Written on 4 February 2023
There has been some confusion about how lossy JPEG-XL (in this case libjxl) alters some color profiles. So in this post I want to make a deep dive about how they handle different color profiles, along with complete gamut analysis.
In libjxl, there are two ways we can define the color space: with ICC blob or with CICP-styled enumeration. The latter have an advantage of being more compact, although ICC have an advantage to define more complex profiles. As per libjxl 0.8.0, the color enum is still pretty limited to few commmon color spaces, but we can define custom values there.
While I was worked on Krita's JPEG-XL improvements, I was stumbled over this profile differences on non-enum profiles. Apparently, in order to be able to fully utilizing JXL's XYB optimization, the color profile needs to be defined only with CICP enum values to preserve the correct space. So we had to rework our ICC parsing ability to maximize its potential. So basically we need these values to write a custom CICP enum:
So let's take a look at some gamut analysis. For this, I used gamut plotter from Colour Science python library and pyvips for image handling. Then doing some manual ICC parsing to linearize the values and to give Colour lib the neccessary parameters. The full project is published on my github.
The image used for plotting is a X-rite ColorChecker Passport, although the saturation is heavily boosted just to surpass the sRGB gamut. So what you'll be seeing here is not an accurate representation for ColorChecker patches.
PS: Click / tap the image to enlarge.
Our reference point, 16-bit image with ProPhotoRGB / ROMM profile. We can see how it's nicely surpassed the sRGB gamut. However, this color space is currently not defined on lib and require custom values or ICC to be defined. Let's see how it performs.

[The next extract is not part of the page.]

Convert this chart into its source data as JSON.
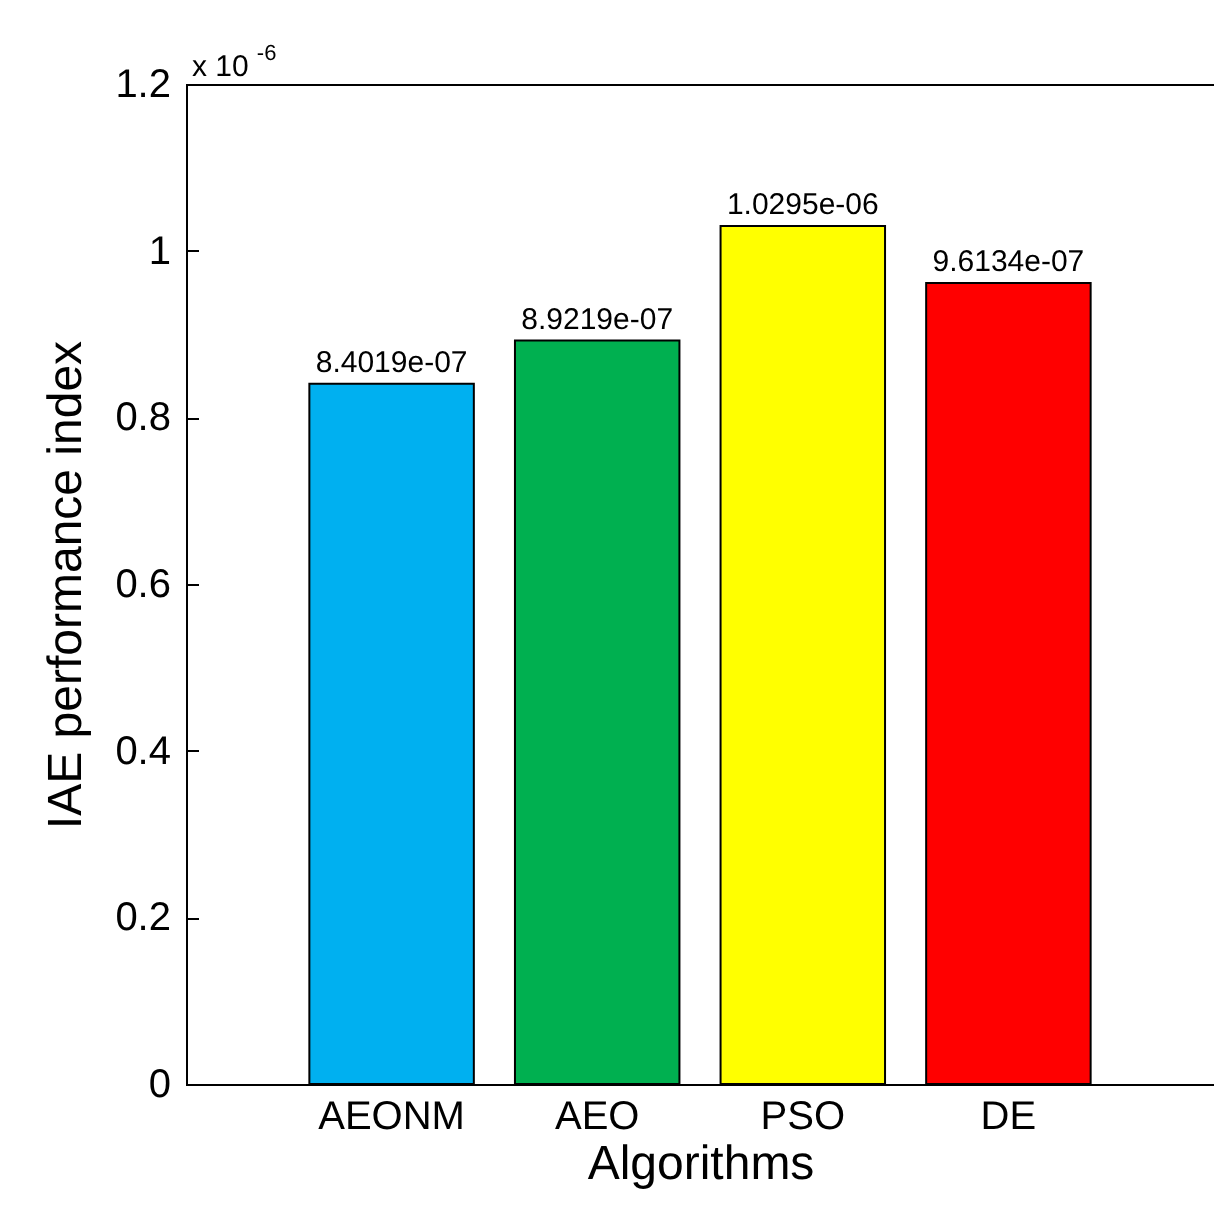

Now with default lossy JXL export, with all default params (that reflects to cjxl as well). We can see that the gamut are clipped to sRGB and transfer function is converted to linear. As far as I know, this behavior is normal and well documented on libjxl docs. And seems like to correct this, we need to separately call for external CMS to make a further conversion to the original color profile, which JXL does keep besides their synthetic linear sRGB profile as seen here. But however, the gamut is already lost and I think converting back to original profile won't recover it. (IIRC it was also mentioned on source code somewhere...)
Edit: Apparently out-of gamut values are preserved inside the JXL file as well. Which makes sense, since XYB is internally stored with float values. Those can be accessed by explicitly requesting as float for the data_type during the decoding process.

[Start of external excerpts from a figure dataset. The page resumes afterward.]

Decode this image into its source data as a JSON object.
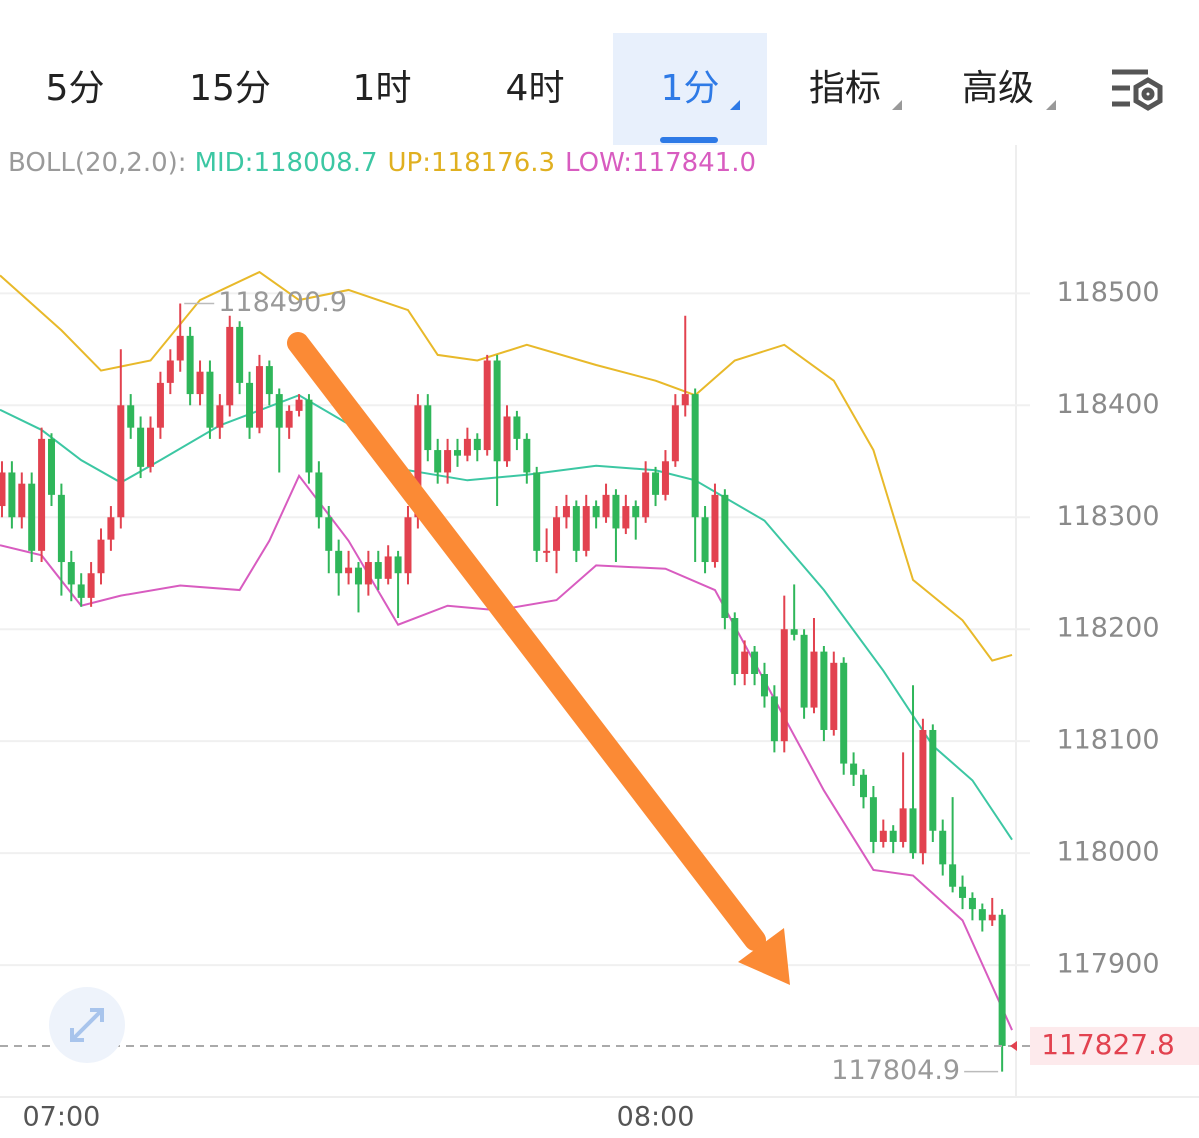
{
  "tabs": [
    "5分",
    "15分",
    "1时",
    "4时",
    "1分",
    "指标",
    "高级"
  ],
  "indicator_legend": [
    "BOLL(20,2.0):",
    "MID:118008.7",
    "UP:118176.3",
    "LOW:117841.0"
  ],
  "chart_data": {
    "type": "candlestick",
    "up_color": "#e2424f",
    "down_color": "#2fb65a",
    "xlim": [
      -6.2,
      96.4
    ],
    "xticks": [
      {
        "value": 0,
        "label": "07:00"
      },
      {
        "value": 60,
        "label": "08:00"
      }
    ],
    "ylim": [
      117784,
      118628
    ],
    "yticks": [
      117900,
      118000,
      118100,
      118200,
      118300,
      118400,
      118500
    ],
    "grid": true,
    "x": [
      -6,
      -5,
      -4,
      -3,
      -2,
      -1,
      0,
      1,
      2,
      3,
      4,
      5,
      6,
      7,
      8,
      9,
      10,
      11,
      12,
      13,
      14,
      15,
      16,
      17,
      18,
      19,
      20,
      21,
      22,
      23,
      24,
      25,
      26,
      27,
      28,
      29,
      30,
      31,
      32,
      33,
      34,
      35,
      36,
      37,
      38,
      39,
      40,
      41,
      42,
      43,
      44,
      45,
      46,
      47,
      48,
      49,
      50,
      51,
      52,
      53,
      54,
      55,
      56,
      57,
      58,
      59,
      60,
      61,
      62,
      63,
      64,
      65,
      66,
      67,
      68,
      69,
      70,
      71,
      72,
      73,
      74,
      75,
      76,
      77,
      78,
      79,
      80,
      81,
      82,
      83,
      84,
      85,
      86,
      87,
      88,
      89,
      90,
      91,
      92,
      93,
      94,
      95
    ],
    "candles": [
      [
        118310,
        118350,
        118300,
        118340
      ],
      [
        118340,
        118350,
        118290,
        118300
      ],
      [
        118300,
        118340,
        118290,
        118330
      ],
      [
        118330,
        118340,
        118260,
        118270
      ],
      [
        118270,
        118380,
        118260,
        118370
      ],
      [
        118370,
        118375,
        118310,
        118320
      ],
      [
        118320,
        118330,
        118230,
        118260
      ],
      [
        118260,
        118270,
        118225,
        118240
      ],
      [
        118240,
        118250,
        118220,
        118228
      ],
      [
        118228,
        118260,
        118220,
        118250
      ],
      [
        118250,
        118290,
        118240,
        118280
      ],
      [
        118280,
        118310,
        118270,
        118300
      ],
      [
        118300,
        118450,
        118290,
        118400
      ],
      [
        118400,
        118410,
        118370,
        118380
      ],
      [
        118380,
        118390,
        118335,
        118345
      ],
      [
        118345,
        118390,
        118340,
        118380
      ],
      [
        118380,
        118430,
        118370,
        118420
      ],
      [
        118420,
        118450,
        118410,
        118440
      ],
      [
        118440,
        118490.9,
        118430,
        118462
      ],
      [
        118462,
        118470,
        118400,
        118410
      ],
      [
        118410,
        118440,
        118400,
        118430
      ],
      [
        118430,
        118440,
        118370,
        118380
      ],
      [
        118380,
        118410,
        118370,
        118400
      ],
      [
        118400,
        118480,
        118390,
        118470
      ],
      [
        118470,
        118475,
        118410,
        118420
      ],
      [
        118420,
        118430,
        118370,
        118380
      ],
      [
        118380,
        118445,
        118375,
        118435
      ],
      [
        118435,
        118440,
        118400,
        118410
      ],
      [
        118410,
        118415,
        118340,
        118380
      ],
      [
        118380,
        118400,
        118370,
        118395
      ],
      [
        118395,
        118410,
        118390,
        118405
      ],
      [
        118405,
        118410,
        118330,
        118340
      ],
      [
        118340,
        118350,
        118290,
        118300
      ],
      [
        118300,
        118310,
        118250,
        118270
      ],
      [
        118270,
        118280,
        118230,
        118250
      ],
      [
        118250,
        118270,
        118240,
        118255
      ],
      [
        118255,
        118260,
        118215,
        118240
      ],
      [
        118240,
        118270,
        118230,
        118260
      ],
      [
        118260,
        118270,
        118235,
        118245
      ],
      [
        118245,
        118275,
        118240,
        118265
      ],
      [
        118265,
        118270,
        118210,
        118250
      ],
      [
        118250,
        118310,
        118240,
        118300
      ],
      [
        118300,
        118410,
        118290,
        118400
      ],
      [
        118400,
        118410,
        118350,
        118360
      ],
      [
        118360,
        118370,
        118330,
        118340
      ],
      [
        118340,
        118370,
        118330,
        118360
      ],
      [
        118360,
        118370,
        118345,
        118355
      ],
      [
        118355,
        118380,
        118350,
        118370
      ],
      [
        118370,
        118375,
        118350,
        118360
      ],
      [
        118360,
        118445,
        118355,
        118440
      ],
      [
        118440,
        118445,
        118310,
        118350
      ],
      [
        118350,
        118400,
        118345,
        118390
      ],
      [
        118390,
        118395,
        118360,
        118370
      ],
      [
        118370,
        118375,
        118330,
        118340
      ],
      [
        118340,
        118345,
        118260,
        118270
      ],
      [
        118270,
        118290,
        118260,
        118270
      ],
      [
        118270,
        118310,
        118250,
        118300
      ],
      [
        118300,
        118320,
        118290,
        118310
      ],
      [
        118310,
        118315,
        118260,
        118270
      ],
      [
        118270,
        118320,
        118265,
        118310
      ],
      [
        118310,
        118315,
        118290,
        118300
      ],
      [
        118300,
        118330,
        118295,
        118320
      ],
      [
        118320,
        118325,
        118260,
        118290
      ],
      [
        118290,
        118320,
        118285,
        118310
      ],
      [
        118310,
        118315,
        118280,
        118300
      ],
      [
        118300,
        118350,
        118295,
        118340
      ],
      [
        118340,
        118345,
        118310,
        118320
      ],
      [
        118320,
        118360,
        118315,
        118350
      ],
      [
        118350,
        118410,
        118345,
        118400
      ],
      [
        118400,
        118480,
        118390,
        118410
      ],
      [
        118410,
        118415,
        118260,
        118300
      ],
      [
        118300,
        118310,
        118250,
        118260
      ],
      [
        118260,
        118330,
        118255,
        118320
      ],
      [
        118320,
        118325,
        118200,
        118210
      ],
      [
        118210,
        118215,
        118150,
        118160
      ],
      [
        118160,
        118190,
        118150,
        118180
      ],
      [
        118180,
        118185,
        118150,
        118160
      ],
      [
        118160,
        118170,
        118130,
        118140
      ],
      [
        118140,
        118150,
        118090,
        118100
      ],
      [
        118100,
        118230,
        118090,
        118200
      ],
      [
        118200,
        118240,
        118190,
        118195
      ],
      [
        118195,
        118200,
        118120,
        118130
      ],
      [
        118130,
        118210,
        118125,
        118180
      ],
      [
        118180,
        118185,
        118100,
        118110
      ],
      [
        118110,
        118180,
        118105,
        118170
      ],
      [
        118170,
        118175,
        118070,
        118080
      ],
      [
        118080,
        118090,
        118060,
        118070
      ],
      [
        118070,
        118075,
        118040,
        118050
      ],
      [
        118050,
        118060,
        118000,
        118010
      ],
      [
        118010,
        118030,
        118005,
        118020
      ],
      [
        118020,
        118025,
        118000,
        118010
      ],
      [
        118010,
        118090,
        118005,
        118040
      ],
      [
        118040,
        118150,
        117995,
        118000
      ],
      [
        118000,
        118120,
        117990,
        118110
      ],
      [
        118110,
        118115,
        118010,
        118020
      ],
      [
        118020,
        118030,
        117980,
        117990
      ],
      [
        117990,
        118050,
        117965,
        117970
      ],
      [
        117970,
        117980,
        117950,
        117960
      ],
      [
        117960,
        117965,
        117940,
        117950
      ],
      [
        117950,
        117955,
        117930,
        117940
      ],
      [
        117940,
        117960,
        117935,
        117945
      ],
      [
        117945,
        117950,
        117804.9,
        117827.8
      ]
    ],
    "bands": [
      {
        "color": "#e8b92a",
        "x": [
          -6.2,
          0,
          4,
          9,
          14,
          20,
          24,
          29,
          35,
          38,
          42,
          47,
          54,
          60,
          64,
          68,
          73,
          78,
          82,
          86,
          91,
          94,
          96
        ],
        "values": [
          118516,
          118467,
          118431,
          118440,
          118494,
          118519,
          118494,
          118503,
          118485,
          118445,
          118440,
          118454,
          118436,
          118422,
          118409,
          118440,
          118454,
          118422,
          118360,
          118244,
          118208,
          118172,
          118177
        ]
      },
      {
        "color": "#3cc7a3",
        "x": [
          -6.2,
          -2,
          2,
          6,
          10,
          16,
          24,
          30,
          35,
          41,
          47,
          54,
          60,
          64,
          71,
          77,
          83,
          88,
          92,
          96
        ],
        "values": [
          118396,
          118378,
          118351,
          118331,
          118351,
          118382,
          118409,
          118378,
          118342,
          118333,
          118338,
          118346,
          118342,
          118333,
          118297,
          118235,
          118163,
          118096,
          118065,
          118012
        ]
      },
      {
        "color": "#d85cc0",
        "x": [
          -6.2,
          -2,
          2,
          6,
          12,
          18,
          21,
          24,
          29,
          34,
          39,
          44,
          50,
          54,
          61,
          66,
          71,
          77,
          82,
          86,
          91,
          96
        ],
        "values": [
          118275,
          118266,
          118221,
          118230,
          118239,
          118235,
          118279,
          118337,
          118279,
          118204,
          118221,
          118217,
          118226,
          118257,
          118254,
          118235,
          118154,
          118056,
          117985,
          117980,
          117940,
          117842
        ]
      }
    ]
  }
}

With float, the gamut is preserved. Even though the color space is still in linear sRGB. The way they achieve this is to allow the pixel values go negative during color conversion, thus be able to 'escape' the sRGB barrier. In this case, the conversion to the original profile won't induce gamut loss, although do be careful not to clip negative values during color conversion. Or else it will get clipped back to sRGB. Filesize is identical to integer (both at 16-bit).
And finally, with writing custom enum values. As we can see here the gamut and transfer function is preserved here even though the data is integer. However, this does have some limitations. For example, IIRC other than sRGB, rec.709, Linear, DCI, PQ, and HLG, the only custom values that can be written as enum is single gamma. For more complex and exotic profiles, we escorted to the next solution...
Setting uses_original_profile to true on lossy disables XYB optimization and allows us to save with the original color format without alteration. However, I'd like to say that this should be the 'last escort' for lossy, as it blows the filesize up. We only use it for exotic color profiles, like LUT-based ICC, complex parametric transfer function that's not defined in the lib, or CMYK.
JXL image for ICC - Integer
JXL image for ICC - Float
JXL image for CICP - Integer
JXL image for ICC - Integer - Original Profile
Another warning for completeness sake: These images are deliberately oversaturated to to surpass sRGB gamut. Not an accurate representation for ColorChecker patches. Despite of the differences in profile above, on a properly managed sRGB screen (and browser), those images should look all the same.